Sunday was the final time this regular season the Heat will deploy LeBron James, Dwyane Wade and Chris Bosh. Wade didn't even take the team flight to Cleveland for Monday's game. That wasn't an accident.
There was some desire to get the Bulls back for the loss in Chicago last month that ended the Heat's 27-game winning streak. But the Heat also came into the game knowing they could help themselves a bit and avoid seeing the Bulls again until the Eastern Conference finals at the earliest. The Heat are confident against every opponent at this point, but it's no secret that Chicago's physical play and their size make it a bit uncomfortable for them.
Heat coach Erik Spoelstra played James, who had 24 points in 35 minutes, and he played Wade, who had 22 points in 37 minutes.

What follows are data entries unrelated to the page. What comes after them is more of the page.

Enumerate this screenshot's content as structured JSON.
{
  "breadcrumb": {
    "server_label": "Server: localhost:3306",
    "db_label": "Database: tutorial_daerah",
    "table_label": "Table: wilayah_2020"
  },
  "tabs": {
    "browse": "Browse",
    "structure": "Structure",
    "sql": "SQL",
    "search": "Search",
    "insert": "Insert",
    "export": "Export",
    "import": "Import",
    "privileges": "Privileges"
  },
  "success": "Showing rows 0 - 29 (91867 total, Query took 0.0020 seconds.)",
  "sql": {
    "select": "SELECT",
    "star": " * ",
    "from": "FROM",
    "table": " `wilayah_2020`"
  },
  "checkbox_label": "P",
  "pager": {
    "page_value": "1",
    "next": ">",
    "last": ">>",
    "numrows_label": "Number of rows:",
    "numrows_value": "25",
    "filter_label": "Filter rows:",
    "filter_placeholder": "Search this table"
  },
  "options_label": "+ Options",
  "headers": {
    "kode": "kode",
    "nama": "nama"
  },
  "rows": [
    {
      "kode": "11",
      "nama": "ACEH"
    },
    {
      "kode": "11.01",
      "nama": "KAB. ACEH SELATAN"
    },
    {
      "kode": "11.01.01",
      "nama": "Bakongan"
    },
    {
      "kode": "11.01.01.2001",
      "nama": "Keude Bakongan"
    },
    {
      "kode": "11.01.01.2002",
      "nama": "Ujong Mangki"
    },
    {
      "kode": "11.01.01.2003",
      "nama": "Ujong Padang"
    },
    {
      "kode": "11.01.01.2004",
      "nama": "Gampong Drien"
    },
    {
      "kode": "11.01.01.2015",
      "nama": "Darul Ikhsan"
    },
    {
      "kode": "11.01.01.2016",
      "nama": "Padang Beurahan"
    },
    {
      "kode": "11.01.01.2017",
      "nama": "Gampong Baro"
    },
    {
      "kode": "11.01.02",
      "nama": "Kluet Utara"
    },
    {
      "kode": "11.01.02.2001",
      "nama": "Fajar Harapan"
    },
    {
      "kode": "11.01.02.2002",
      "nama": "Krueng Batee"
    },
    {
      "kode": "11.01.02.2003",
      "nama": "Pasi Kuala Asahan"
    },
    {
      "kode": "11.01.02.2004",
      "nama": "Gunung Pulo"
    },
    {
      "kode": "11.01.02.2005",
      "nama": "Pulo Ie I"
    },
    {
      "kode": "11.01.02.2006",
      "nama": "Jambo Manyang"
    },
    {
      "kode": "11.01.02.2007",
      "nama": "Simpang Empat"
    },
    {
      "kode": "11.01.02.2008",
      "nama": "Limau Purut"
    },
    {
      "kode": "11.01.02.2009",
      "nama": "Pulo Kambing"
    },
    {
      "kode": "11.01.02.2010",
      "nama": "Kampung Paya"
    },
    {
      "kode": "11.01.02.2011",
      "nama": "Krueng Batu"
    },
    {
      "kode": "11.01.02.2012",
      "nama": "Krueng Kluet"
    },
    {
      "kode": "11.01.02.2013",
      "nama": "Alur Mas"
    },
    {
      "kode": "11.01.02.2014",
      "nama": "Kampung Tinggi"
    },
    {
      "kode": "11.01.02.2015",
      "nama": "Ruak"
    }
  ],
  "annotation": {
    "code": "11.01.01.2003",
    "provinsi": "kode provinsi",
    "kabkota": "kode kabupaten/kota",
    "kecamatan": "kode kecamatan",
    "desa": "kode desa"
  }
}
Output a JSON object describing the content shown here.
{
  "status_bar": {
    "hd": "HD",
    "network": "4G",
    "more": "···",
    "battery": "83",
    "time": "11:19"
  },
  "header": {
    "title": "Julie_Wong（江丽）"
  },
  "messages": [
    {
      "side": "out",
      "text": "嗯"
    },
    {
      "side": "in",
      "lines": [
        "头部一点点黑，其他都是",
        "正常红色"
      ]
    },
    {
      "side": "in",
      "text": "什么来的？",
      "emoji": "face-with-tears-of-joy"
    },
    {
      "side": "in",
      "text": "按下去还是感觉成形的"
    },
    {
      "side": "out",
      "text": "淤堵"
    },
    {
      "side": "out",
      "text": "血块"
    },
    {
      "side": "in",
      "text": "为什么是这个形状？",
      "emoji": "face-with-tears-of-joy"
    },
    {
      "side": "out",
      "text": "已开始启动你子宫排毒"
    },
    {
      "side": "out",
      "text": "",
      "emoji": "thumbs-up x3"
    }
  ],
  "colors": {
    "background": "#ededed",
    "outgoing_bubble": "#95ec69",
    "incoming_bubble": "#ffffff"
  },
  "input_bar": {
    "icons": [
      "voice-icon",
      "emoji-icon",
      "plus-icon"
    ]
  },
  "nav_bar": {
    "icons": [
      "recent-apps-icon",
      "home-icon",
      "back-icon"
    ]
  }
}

It was the most they'd played together in more than two weeks. In an period in the season where wins and losses has taken a backseat a bit, the Heat wanted to make sure they got Sunday's game.
"We look at the standings every day," James said. "We were aware of it."
The Bulls, too, played to win. As they do every night. However the final seedings sort themselves out -- the Bulls close at Orlando and at home against Washington while the Hawks finished against Toronto and at New York -- assume they will end up being a tough out.
"No preference (on who the Bulls play)," Kirk Hinrich said. "We need to play these last two games and get a healthy as we can be."